Eevi stopped, realizing that she had already moved her body on top of his. “What?”
“I… don’t want you to get the wrong idea. That wasn’t the reason I came to your bar, or why I came after I escaped.”
“Jere. You really don’t need to worry about it.” The sudden realization that she could be dead at any moment had sent Eevi’s mind into overdrive. She had never made love with someone she cared about. Even marginally. She had sex for progeny, for lust, out of boredom. She had it many times when she never asked for it. But now, in this wasteland, Jere was all she had. He just needed to shut up and not think about it.
“No, I mean…” Jere struggled to think of a word, which wasn’t helped by Eevi sitting on top of him. “I’ve only been with one other. Sometimes… I think I’ve gotten better, but I don’t think I ever will. I don’t want to hurt you, and… I think I’ve been burned too many times.”
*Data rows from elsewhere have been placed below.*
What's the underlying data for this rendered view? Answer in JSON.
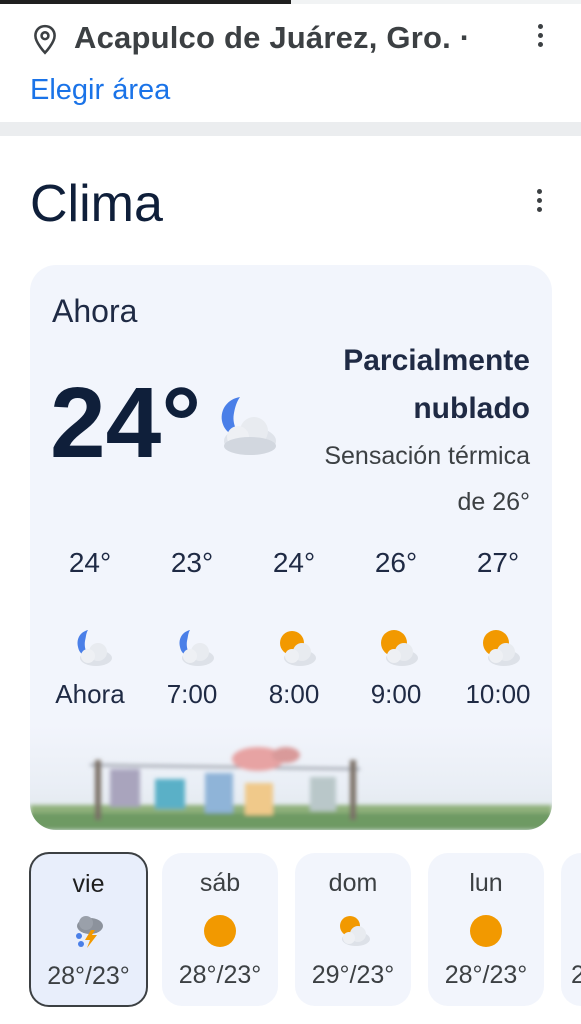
{
  "location": {
    "name": "Acapulco de Juárez, Gro. ·",
    "pin_icon": "location-pin-icon",
    "menu_icon": "more-vert-icon",
    "change_area_link": "Elegir área"
  },
  "weather": {
    "title": "Clima",
    "menu_icon": "more-vert-icon",
    "now_label": "Ahora",
    "temperature": "24°",
    "condition_line1": "Parcialmente",
    "condition_line2": "nublado",
    "feels_line1": "Sensación térmica",
    "feels_line2": "de 26°",
    "condition_icon": "partly-cloudy-night-icon",
    "hourly": [
      {
        "temp": "24°",
        "label": "Ahora",
        "icon": "partly-cloudy-night-icon"
      },
      {
        "temp": "23°",
        "label": "7:00",
        "icon": "partly-cloudy-night-icon"
      },
      {
        "temp": "24°",
        "label": "8:00",
        "icon": "partly-cloudy-day-icon"
      },
      {
        "temp": "26°",
        "label": "9:00",
        "icon": "partly-cloudy-day-icon"
      },
      {
        "temp": "27°",
        "label": "10:00",
        "icon": "partly-cloudy-day-icon"
      }
    ],
    "daily": [
      {
        "day": "vie",
        "range": "28°/23°",
        "icon": "thunderstorm-rain-icon",
        "selected": true
      },
      {
        "day": "sáb",
        "range": "28°/23°",
        "icon": "sunny-icon"
      },
      {
        "day": "dom",
        "range": "29°/23°",
        "icon": "partly-cloudy-day-icon"
      },
      {
        "day": "lun",
        "range": "28°/23°",
        "icon": "sunny-icon"
      },
      {
        "day": "",
        "range": "2",
        "icon": ""
      }
    ]
  },
  "colors": {
    "accent_link": "#1a73e8",
    "card_bg": "#f2f5fc",
    "moon_blue": "#4a7fe8",
    "sun_orange": "#f29900"
  }
}
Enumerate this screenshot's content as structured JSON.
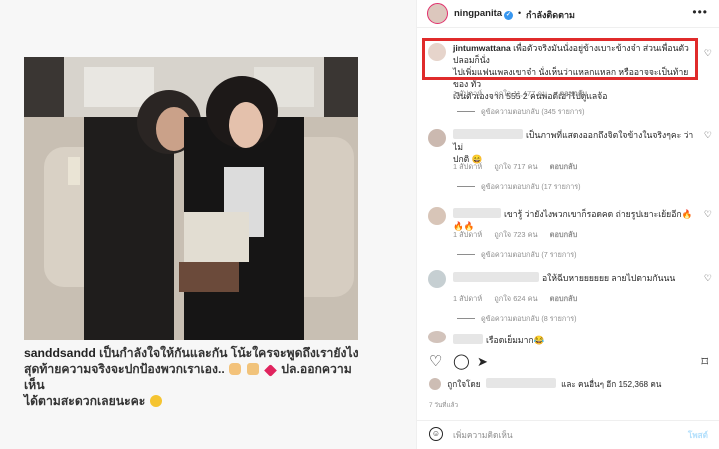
{
  "post": {
    "caption_user": "sanddsandd",
    "caption_line1": "เป็นกำลังใจให้กันและกัน โน้ะใครจะพูดถึงเรายังไง",
    "caption_line2": "สุดท้ายความจริงจะปกป้องพวกเราเอง..",
    "caption_line3": "ปล.ออกความเห็น",
    "caption_line4": "ได้ตามสะดวกเลยนะคะ"
  },
  "header": {
    "username": "ningpanita",
    "verified_mark": "✓",
    "separator": "•",
    "follow_status": "กำลังติดตาม",
    "more_icon": "more-horizontal-icon"
  },
  "comments": [
    {
      "user": "jintumwattana",
      "text_line1": "เพื่อตัวจริงมันนั่งอยู่ข้างเบาะข้างจ๋า ส่วนเพื่อนตัวปลอมก็นั่ง",
      "text_line2": "ไปเพิ่มแฟนเพลงเขาจ๋า นั่งเห็นว่าแหลกแหลก หรืออาจจะเป็นท้ายของ ทั่ว",
      "text_line3": "เงินตัวเองจาก 555 2 คนพอดีเอาไปดูแลจ้อ",
      "time": "1 สัปดาห์",
      "likes": "ถูกใจ 11,477 คน",
      "reply": "ตอบกลับ",
      "replies": "ดูข้อความตอบกลับ (345 รายการ)"
    },
    {
      "user": "",
      "text_line1": "เป็นภาพที่แสดงออกถึงจิตใจข้างในจริงๆคะ ว่าไม่",
      "text_line2": "ปกติ 😄",
      "time": "1 สัปดาห์",
      "likes": "ถูกใจ 717 คน",
      "reply": "ตอบกลับ",
      "replies": "ดูข้อความตอบกลับ (17 รายการ)"
    },
    {
      "user": "",
      "text_line1": "เขารู้ ว่ายังไงพวกเขาก็รอดคด ถ่ายรูปเยาะเย้ยอีก🔥🔥🔥",
      "time": "1 สัปดาห์",
      "likes": "ถูกใจ 723 คน",
      "reply": "ตอบกลับ",
      "replies": "ดูข้อความตอบกลับ (7 รายการ)"
    },
    {
      "user": "",
      "text_line1": "อให้ฉีบหายยยยยย ลายไปตามกันนน",
      "time": "1 สัปดาห์",
      "likes": "ถูกใจ 624 คน",
      "reply": "ตอบกลับ",
      "replies": "ดูข้อความตอบกลับ (8 รายการ)"
    },
    {
      "user": "",
      "text_line1": "เรือดเย็มมาก😂"
    }
  ],
  "actions": {
    "like_icon": "heart-icon",
    "comment_icon": "comment-icon",
    "share_icon": "send-icon",
    "save_icon": "bookmark-icon"
  },
  "likes_summary": {
    "prefix": "ถูกใจโดย",
    "suffix": "และ คนอื่นๆ อีก 152,368 คน"
  },
  "time_ago": "7 วันที่แล้ว",
  "add_comment": {
    "placeholder": "เพิ่มความคิดเห็น",
    "post_label": "โพสต์"
  },
  "colors": {
    "highlight": "#e02b2b",
    "verified": "#3897f0",
    "post_button": "#b2dffc"
  }
}
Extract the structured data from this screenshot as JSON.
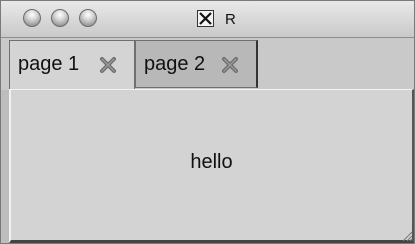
{
  "window": {
    "title": "R",
    "icon": "x11-icon"
  },
  "tabs": [
    {
      "label": "page 1",
      "selected": true,
      "close_icon": "close-icon"
    },
    {
      "label": "page 2",
      "selected": false,
      "close_icon": "close-icon"
    }
  ],
  "content": {
    "text": "hello"
  }
}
It was the most needlessly verbose thing Eevi had ever heard Jere say. It was also the dumbest thing he could have said.
Eevi kissed Jere again, this time sticking her tongue down his throat. Jere was shocked at first, but like the first time, he eventually found his rhythm. From what Eevi could tell, this was the type of kissing that he was intimately familiar with, even if out of touch. Before they continued much farther, Eevi abruptly stopped, staring directly into his hazel eyes.
“You’ve been burned?”
Jere gulped, looking at her face in silence for a moment, before the two began kissing again. This time it was slower, more gentle. Jere awkwardly placed his hands on Eevi’s shoulders, before gradually migrating to her waist. As he did so, Eevi began removing her garments. As she undid her shirt, she angled her chest to where Jere could see it. She watched his eyes migrate, following Eevi’s scar as it went past her collarbone, across her breast and down her waist. Most knew of her scar, but few realized it went all the way down to her right thigh. Most would never know.
Jere stopped, noting the scar. Not a moment later, he began kissing Eevi again. There was nothing else that needed to be said.
It would be the best night of sleep they’d had since the Holiday.